Most fans of Angelina Jolie Pitt, as she has rechristened herself, will have to wait to see the actress’ latest big screen effort.

By the Sea,” a drama about marital dysfunction that Jolie Pitt directed, wrote and co-stars in opposite her real life husband Brad Pitt, will open this Friday in 10 theaters in a handful of major cities. The film cost $10 million to produce and Universal, the studio behind the project, insists that it was always intended to be an homage to European art films, not a commercial enterprise.

That’s a departure from the prior Brangelina venture, “Mr. and Mrs. Smith,” which was one of the biggest hits of 2005, racking up nearly $480 million globally. Expectations are pretty low for this one and critics have been cool, knocking the picture for being a tad precious. But Universal is having a monster year at the box office and betting on Jolie Pitt paid off with “Unbroken,” which hauled $161.4 million at the global box office, so even if it losses money, the studio should be in good shape.

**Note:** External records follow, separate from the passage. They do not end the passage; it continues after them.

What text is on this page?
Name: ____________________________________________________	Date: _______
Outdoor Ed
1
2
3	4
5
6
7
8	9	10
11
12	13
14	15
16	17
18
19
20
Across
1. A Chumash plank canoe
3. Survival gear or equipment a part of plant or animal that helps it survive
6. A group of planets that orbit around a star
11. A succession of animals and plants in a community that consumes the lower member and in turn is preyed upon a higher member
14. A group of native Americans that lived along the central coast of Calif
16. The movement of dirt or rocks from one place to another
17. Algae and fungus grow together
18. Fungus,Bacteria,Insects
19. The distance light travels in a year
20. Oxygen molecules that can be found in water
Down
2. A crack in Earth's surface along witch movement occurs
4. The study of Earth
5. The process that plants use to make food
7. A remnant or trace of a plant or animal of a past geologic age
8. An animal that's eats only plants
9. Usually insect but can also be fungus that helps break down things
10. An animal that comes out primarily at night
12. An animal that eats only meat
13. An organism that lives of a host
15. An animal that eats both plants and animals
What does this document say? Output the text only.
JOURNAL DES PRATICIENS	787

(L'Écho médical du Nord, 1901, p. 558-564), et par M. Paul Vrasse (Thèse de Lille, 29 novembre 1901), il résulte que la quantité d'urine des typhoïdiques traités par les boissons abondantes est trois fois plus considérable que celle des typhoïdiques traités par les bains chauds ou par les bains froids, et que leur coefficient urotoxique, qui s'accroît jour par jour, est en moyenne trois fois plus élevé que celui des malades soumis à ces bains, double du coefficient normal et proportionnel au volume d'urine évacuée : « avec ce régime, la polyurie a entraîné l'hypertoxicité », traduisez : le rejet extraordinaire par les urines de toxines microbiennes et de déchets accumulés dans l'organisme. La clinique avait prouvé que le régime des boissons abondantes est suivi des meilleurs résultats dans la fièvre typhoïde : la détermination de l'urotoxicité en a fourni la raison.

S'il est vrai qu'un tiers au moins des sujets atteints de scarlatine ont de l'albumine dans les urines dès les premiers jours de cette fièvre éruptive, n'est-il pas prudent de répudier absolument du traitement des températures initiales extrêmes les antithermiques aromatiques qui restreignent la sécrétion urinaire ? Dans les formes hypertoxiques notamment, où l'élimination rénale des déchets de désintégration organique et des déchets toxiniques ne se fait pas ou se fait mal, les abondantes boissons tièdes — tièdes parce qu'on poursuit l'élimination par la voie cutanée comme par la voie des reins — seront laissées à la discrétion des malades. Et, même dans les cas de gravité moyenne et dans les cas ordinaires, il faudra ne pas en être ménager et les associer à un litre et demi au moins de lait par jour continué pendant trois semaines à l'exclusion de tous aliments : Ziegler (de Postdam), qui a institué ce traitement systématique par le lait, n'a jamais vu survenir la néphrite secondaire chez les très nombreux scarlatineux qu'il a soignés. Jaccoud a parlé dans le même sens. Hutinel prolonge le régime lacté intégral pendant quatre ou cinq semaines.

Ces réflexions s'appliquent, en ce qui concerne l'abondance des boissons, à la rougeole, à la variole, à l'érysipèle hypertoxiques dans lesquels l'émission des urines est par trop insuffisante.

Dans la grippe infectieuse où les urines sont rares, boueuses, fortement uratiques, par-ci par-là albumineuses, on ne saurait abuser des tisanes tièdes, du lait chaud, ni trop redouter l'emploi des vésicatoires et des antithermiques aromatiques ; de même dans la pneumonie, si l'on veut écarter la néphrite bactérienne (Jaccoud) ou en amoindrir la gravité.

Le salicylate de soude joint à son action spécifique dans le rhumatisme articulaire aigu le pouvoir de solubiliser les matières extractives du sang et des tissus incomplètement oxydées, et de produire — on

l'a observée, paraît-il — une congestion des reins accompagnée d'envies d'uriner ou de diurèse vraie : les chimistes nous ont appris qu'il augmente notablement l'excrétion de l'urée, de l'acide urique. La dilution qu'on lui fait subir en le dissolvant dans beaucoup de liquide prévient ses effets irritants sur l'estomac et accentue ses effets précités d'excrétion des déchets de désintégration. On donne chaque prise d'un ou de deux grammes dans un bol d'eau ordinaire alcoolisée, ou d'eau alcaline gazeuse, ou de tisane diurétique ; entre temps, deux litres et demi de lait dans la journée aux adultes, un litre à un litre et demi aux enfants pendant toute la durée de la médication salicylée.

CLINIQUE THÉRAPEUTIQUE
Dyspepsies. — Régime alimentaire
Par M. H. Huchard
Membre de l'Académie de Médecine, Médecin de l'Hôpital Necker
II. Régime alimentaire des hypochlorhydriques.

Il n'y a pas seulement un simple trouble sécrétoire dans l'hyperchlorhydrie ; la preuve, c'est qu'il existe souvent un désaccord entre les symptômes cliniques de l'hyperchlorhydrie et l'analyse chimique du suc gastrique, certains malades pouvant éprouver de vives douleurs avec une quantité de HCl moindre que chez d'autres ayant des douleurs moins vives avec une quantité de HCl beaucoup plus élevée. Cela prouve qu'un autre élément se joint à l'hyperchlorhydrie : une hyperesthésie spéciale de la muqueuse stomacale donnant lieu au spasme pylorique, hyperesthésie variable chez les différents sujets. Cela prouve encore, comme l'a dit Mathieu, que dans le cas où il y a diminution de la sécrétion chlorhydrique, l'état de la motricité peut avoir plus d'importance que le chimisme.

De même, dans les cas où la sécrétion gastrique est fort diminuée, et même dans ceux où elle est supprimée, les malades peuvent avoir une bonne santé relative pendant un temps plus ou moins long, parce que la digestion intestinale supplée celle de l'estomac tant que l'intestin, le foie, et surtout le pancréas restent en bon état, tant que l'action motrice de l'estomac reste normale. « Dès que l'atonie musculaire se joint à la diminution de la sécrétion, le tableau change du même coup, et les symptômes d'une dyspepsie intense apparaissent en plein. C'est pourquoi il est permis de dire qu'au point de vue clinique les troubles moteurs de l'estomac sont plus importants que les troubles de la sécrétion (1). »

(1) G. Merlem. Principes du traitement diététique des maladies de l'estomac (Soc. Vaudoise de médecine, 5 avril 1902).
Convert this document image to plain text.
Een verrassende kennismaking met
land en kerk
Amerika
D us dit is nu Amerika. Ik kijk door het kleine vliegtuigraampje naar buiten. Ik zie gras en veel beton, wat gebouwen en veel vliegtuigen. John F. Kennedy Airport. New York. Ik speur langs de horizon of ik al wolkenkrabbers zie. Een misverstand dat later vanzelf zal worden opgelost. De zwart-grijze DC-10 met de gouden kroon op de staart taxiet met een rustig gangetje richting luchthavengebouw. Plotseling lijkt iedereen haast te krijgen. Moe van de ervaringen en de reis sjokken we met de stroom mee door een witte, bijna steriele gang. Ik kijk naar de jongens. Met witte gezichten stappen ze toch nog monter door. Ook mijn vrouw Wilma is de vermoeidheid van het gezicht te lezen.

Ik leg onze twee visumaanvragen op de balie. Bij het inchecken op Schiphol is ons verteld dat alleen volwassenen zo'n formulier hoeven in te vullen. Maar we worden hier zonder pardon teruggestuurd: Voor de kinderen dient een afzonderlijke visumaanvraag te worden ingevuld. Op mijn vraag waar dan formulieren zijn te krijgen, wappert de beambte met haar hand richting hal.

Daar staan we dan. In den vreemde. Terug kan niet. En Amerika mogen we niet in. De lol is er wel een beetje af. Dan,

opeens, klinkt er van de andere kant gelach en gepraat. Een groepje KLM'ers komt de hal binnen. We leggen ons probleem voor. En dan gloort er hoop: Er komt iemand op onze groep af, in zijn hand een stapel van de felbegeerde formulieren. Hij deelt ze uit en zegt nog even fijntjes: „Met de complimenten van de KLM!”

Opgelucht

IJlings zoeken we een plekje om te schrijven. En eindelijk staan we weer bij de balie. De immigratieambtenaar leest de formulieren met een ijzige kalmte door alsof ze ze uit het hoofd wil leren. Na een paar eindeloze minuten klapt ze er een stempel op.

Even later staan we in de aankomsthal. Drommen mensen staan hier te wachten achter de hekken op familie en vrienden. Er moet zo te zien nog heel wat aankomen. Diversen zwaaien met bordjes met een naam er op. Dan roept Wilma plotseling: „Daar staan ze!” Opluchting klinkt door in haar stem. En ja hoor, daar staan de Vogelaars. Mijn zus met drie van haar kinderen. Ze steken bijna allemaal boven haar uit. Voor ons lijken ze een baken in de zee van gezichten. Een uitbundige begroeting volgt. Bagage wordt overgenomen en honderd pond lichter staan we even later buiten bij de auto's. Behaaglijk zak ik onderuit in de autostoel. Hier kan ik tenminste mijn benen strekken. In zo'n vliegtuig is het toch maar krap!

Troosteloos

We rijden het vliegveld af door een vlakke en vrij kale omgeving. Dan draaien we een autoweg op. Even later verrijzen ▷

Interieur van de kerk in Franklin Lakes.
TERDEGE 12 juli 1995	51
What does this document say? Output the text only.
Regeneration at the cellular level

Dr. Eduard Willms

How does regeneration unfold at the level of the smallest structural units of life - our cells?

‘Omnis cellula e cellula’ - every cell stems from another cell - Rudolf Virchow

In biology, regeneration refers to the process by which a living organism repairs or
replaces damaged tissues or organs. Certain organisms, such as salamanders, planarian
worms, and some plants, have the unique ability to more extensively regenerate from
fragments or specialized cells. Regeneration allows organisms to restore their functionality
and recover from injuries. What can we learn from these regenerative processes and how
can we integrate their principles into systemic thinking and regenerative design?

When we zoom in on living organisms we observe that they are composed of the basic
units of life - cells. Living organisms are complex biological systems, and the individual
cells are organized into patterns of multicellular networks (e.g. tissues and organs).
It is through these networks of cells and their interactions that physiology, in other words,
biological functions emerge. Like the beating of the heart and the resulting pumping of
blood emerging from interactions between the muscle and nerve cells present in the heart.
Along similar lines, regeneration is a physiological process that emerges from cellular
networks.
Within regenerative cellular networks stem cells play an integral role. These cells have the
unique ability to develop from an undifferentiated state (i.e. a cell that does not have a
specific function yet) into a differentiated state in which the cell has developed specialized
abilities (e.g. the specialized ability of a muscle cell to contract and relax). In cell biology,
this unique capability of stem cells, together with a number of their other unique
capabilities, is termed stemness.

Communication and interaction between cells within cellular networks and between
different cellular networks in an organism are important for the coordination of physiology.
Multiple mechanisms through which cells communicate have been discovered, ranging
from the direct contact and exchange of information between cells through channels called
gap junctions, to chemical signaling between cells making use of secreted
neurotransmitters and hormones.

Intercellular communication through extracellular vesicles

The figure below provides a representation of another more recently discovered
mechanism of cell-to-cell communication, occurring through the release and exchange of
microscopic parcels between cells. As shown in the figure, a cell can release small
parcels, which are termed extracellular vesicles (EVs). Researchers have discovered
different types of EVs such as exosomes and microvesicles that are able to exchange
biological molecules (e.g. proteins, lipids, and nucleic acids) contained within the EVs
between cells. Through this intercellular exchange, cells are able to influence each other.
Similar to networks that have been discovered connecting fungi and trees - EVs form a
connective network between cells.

With the Jolie Pitts busy getting their Antonioni on, it’s looking like a sleepy weekend at the box office. “Spectre,” the latest James Bond adventure, should top charts for the second weekend in a row, but will likely drop significantly from its opening haul of $70.4 million. The picture scored an A- CinemaScore, but some reviews were dismissive and there have been a number of “think pieces” poking holes in the film’s plotting.

Previous Craig ventures have declined anywhere from 24.6% (much loved “Casino Royale”) to 60.4% (much loathed “Quantum of Solace”) in their second weekends. Look for “Spectre” to drop by more than half, picking up roughly $32 million. The Metro-Goldwyn-Mayer and Eon Productions film carries a $250 million production budget and has to gross at least $650 million to break even. It will depend heavily on foreign markets as it searches for profits.

Another holdover, Fox’s “The Peanuts Movie,” should come in slightly behind “Spectre.” Bolstered by strong reviews and word-of-mouth, the film will likely make $27 million, a modest drop from its $44.2 million launch.

The weekend is notable for one reason. At a time when gender disparity in Hollywood is making headlines, it’s a rare instance where three new pictures are directed by women. In addition to Jolie Pitt’s “By the Sea,” there’s “The 33” from Mexican filmmaker Patricia Riggen and “Love the Coopers” from “Stepmom” screenwriter Jessie Nelson.

It’s not necessarily a sign that a resilient glass ceiling has been shattered. Only 7% of the top films last year were directed by women and as this week’s Variety cover story points out, female stars are chronically paid less than their male counterparts.

“The 33,” a drama about a group of trapped Chilean miners whose underground ordeal in 2010 captivated the world, is looking at an opening of $9 million when it bows across 2,400 theaters. Alcon Entertainment financed the $25 million production, which Warner Bros. is distributing.

“Love the Coopers,” a holiday comedy with an ensemble cast that include Diane Keaton, Alan Arkin and Amanda Seyfried, is trying to carve out a niche with older audiences looking for some Christmas cheer. The CBS Films production is being distributed in conjunction with Lionsgate. It cost $17 million to make and is eyeing an $8 million debut. “Love the Coopers” will screen in roughly 2,500 theaters. The studio is hoping that the picture will be a slow-burner that opens modestly but sticks around, much as older-skewing comedies like “Last Vegas” and “The Intern” have done.

That leaves Clarius Entertainment’s “My All American,” the story of Freddie Steinmark, a plucky member of the University of Texas football team whose playing career was cut short after his leg was amputated. It’s a true life tale, and one that the studio expects will resonate with the faith-based crowds that made “War Room” and “God’s Not Dead” hits. Traditional tracking is erratic with these types of movies, but projections suggest that “My All American” will kick off to $3 million from 1,565 screens.